Auch an altgewohnten Strecken können sich immer mal Änderungen ergeben, die der Schäfer auf dem Schirm haben muss. So wurde an einem Spazierweg bei Oberlahr, über den die Herde geführt wird, ein Gartenzaun errichtet, der aber eine Öffnung aufweist. Dort lässt Schwarz Brickmann sich aufstellen, damit die Schafe nicht hinter den Zaun strömen, dann in dem Garten „gefangen“ sind und mühselig herausgetrieben werden müssen.
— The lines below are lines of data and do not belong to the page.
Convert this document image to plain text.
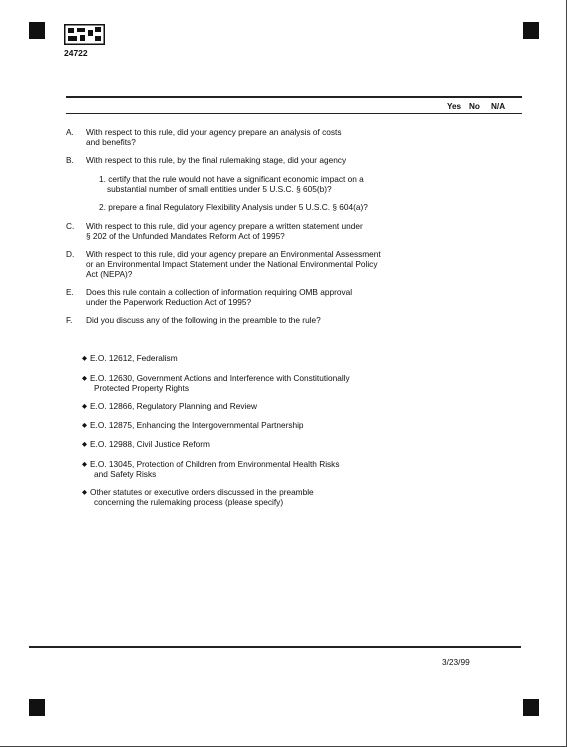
24722
Yes No N/A
A. With respect to this rule, did your agency prepare an analysis of costs
and benefits?
B. With respect to this rule, by the final rulemaking stage, did your agency
1. certify that the rule would not have a significant economic impact on a
substantial number of small entities under 5 U.S.C. § 605(b)?
2. prepare a final Regulatory Flexibility Analysis under 5 U.S.C. § 604(a)?
C. With respect to this rule, did your agency prepare a written statement under
§ 202 of the Unfunded Mandates Reform Act of 1995?
D. With respect to this rule, did your agency prepare an Environmental Assessment
or an Environmental Impact Statement under the National Environmental Policy
Act (NEPA)?
E. Does this rule contain a collection of information requiring OMB approval
under the Paperwork Reduction Act of 1995?
F. Did you discuss any of the following in the preamble to the rule?
◆ E.O. 12612, Federalism
◆ E.O. 12630, Government Actions and Interference with Constitutionally
Protected Property Rights
◆ E.O. 12866, Regulatory Planning and Review
◆ E.O. 12875, Enhancing the Intergovernmental Partnership
◆ E.O. 12988, Civil Justice Reform
◆ E.O. 13045, Protection of Children from Environmental Health Risks
and Safety Risks
◆ Other statutes or executive orders discussed in the preamble
concerning the rulemaking process (please specify)
3/23/99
An einem anderen Hof schließt Schwarz rasch das Tor, um die Tiere auf dem Weg zu halten.

„Er kennt die Tiere besser auseinander als ich.“
Lehrherr Erwin Schwarz über Nick Brickmann

Ob Begegnungen mit entnervten Autofahrern oder die Sorge um die Herde angesichts der Ausbreitung des Wolfs: Nick Brickmann schaut optimistisch in die Zukunft. Er folgt seiner Berufung mit beneidenswerter Sicherheit und einem enormen Gespür für die Tiere in seiner Obhut: „Er kennt die Tiere besser auseinander als ich“, staunt Lehrherr Schwarz, der große Stücke auf seinen jungen Mitarbeiter hält.